CF Staff Writes Episode 14

Randy Opoku Barimah


Complete farmer being able to grow to buyer specifications and help growers grow to international market demand through data-driven cultivation protocols is all made possible by agronomists. 

They research the necessary cultivation processes to determine the need, intensity of tasks (e.g., fertilizer dosage), the best way to grow specific crops, and so on. Without agronomy research, precision farming will be deficient.

This week on CF Staff Writes, we spoke to Kwarshie, a research agronomist, at Complete Farmer. In our conversation, we discussed how to get into agronomy, the challenges in the field, why he chose the field, and many more. 

These were some of his responses:

  • When did you start working with Complete Farmer?

May 24, 2020

  • What do you like most about working at Complete Farmer so far?

The opportunity the Company provides for young people to master their craft and skill set. 

  • Can you tell me an interesting fact about yourself?

I don’t like saying no. I'd rather do something about it than to say no.  I like to cook and try new things.

  • If you were attending a cocktail dinner how would you explain your role at Complete Farmer?

My role at Complete Farmer as an agronomist is to make crop production more effective and efficient by conducting research and experiments.

  • What inspired you to become an Agronomist?
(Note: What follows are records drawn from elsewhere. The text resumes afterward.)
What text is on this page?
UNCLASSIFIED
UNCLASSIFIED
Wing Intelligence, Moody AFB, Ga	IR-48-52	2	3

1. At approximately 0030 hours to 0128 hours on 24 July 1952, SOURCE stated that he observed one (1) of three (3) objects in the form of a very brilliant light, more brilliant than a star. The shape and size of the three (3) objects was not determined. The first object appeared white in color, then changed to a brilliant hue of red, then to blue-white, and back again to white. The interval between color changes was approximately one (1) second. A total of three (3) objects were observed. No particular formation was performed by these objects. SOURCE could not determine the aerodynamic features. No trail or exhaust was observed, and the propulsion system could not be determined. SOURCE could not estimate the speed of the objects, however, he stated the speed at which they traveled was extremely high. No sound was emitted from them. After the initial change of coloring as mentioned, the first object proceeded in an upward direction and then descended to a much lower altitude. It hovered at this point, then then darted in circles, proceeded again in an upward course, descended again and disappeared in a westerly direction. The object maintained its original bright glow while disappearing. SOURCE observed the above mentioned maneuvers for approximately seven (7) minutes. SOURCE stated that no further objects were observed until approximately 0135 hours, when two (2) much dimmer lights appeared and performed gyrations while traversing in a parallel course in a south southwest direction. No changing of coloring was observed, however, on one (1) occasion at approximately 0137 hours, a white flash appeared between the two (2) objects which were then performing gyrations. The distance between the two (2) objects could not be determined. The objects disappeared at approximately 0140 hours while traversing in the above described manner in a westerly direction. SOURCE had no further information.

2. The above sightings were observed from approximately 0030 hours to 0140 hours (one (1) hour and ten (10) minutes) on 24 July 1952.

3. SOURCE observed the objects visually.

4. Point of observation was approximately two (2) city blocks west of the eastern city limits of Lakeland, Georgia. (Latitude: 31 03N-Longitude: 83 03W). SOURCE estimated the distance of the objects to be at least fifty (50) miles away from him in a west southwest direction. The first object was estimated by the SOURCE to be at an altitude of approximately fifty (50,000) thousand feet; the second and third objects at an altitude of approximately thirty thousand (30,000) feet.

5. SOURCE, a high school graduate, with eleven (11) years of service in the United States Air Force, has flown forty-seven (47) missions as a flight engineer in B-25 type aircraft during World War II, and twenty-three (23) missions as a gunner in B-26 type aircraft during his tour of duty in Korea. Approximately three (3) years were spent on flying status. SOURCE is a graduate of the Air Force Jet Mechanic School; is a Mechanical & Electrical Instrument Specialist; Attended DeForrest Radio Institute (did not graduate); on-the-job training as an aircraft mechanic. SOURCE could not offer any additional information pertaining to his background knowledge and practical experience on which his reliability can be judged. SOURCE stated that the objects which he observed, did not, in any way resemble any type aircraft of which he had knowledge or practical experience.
Growing up, I used to follow my grandma to the farm on vacations. She gave me a small area for me to seed and make sure my crops perform well. The excitement I get when the crops emerge from the soil and the joy it comes with at harvest is overwhelming. And also the business side of it. These inspire me a lot.

  • What has been one major accomplishment for you as an Agronomist?

When a rice research project I was involved in was published on BBC focus Africa in 2020 and another tomato trial was published in the same year by TV3. 

  • Of all the projects you’ve worked on at Complete Farmer, which has been your favourite and why?

The groundnut production trial. It was my very first trial. Prior to the trial, there were a lot of misconceptions about it. But that actually fueled my motivation to make sure it was successful. During the final stages of the trial, people appreciated the results and the adaptation was easier than I expected, knowing how people react to change and new ideas.

  • What’s a typical day in the life of an agronomist at Complete Farmer like?

As a research agronomist, I'm supposed to be “the tomorrow's eyes ' in terms of efficient crop production. This requires more reading and more application of knowledge.

  • What do you do at your leisure or when you’re not working?

When not working, I always want to spend time with family and friends and love to take pictures.

  • In your own opinion what do you think is the link or connection between technology and Agronomy?

There are technologies in agronomy. Any new idea that makes the production more effective and efficient is a technology. These technologies can be machines, implements, tools, equipment, improved varieties or the modified production process.

  • What is the one thing you think every aspiring Agronomist should know about the role? 

Upcoming Agronomists should be inquisitive and be able to investigate. He or she should be able to bring knowledge to life.

Research agronomy needs patience, meticulousness, and foresight to correctly analyse, measure, and define certain protocols. This has been the backbone to Kwashie’s work and development at Complete Farmer.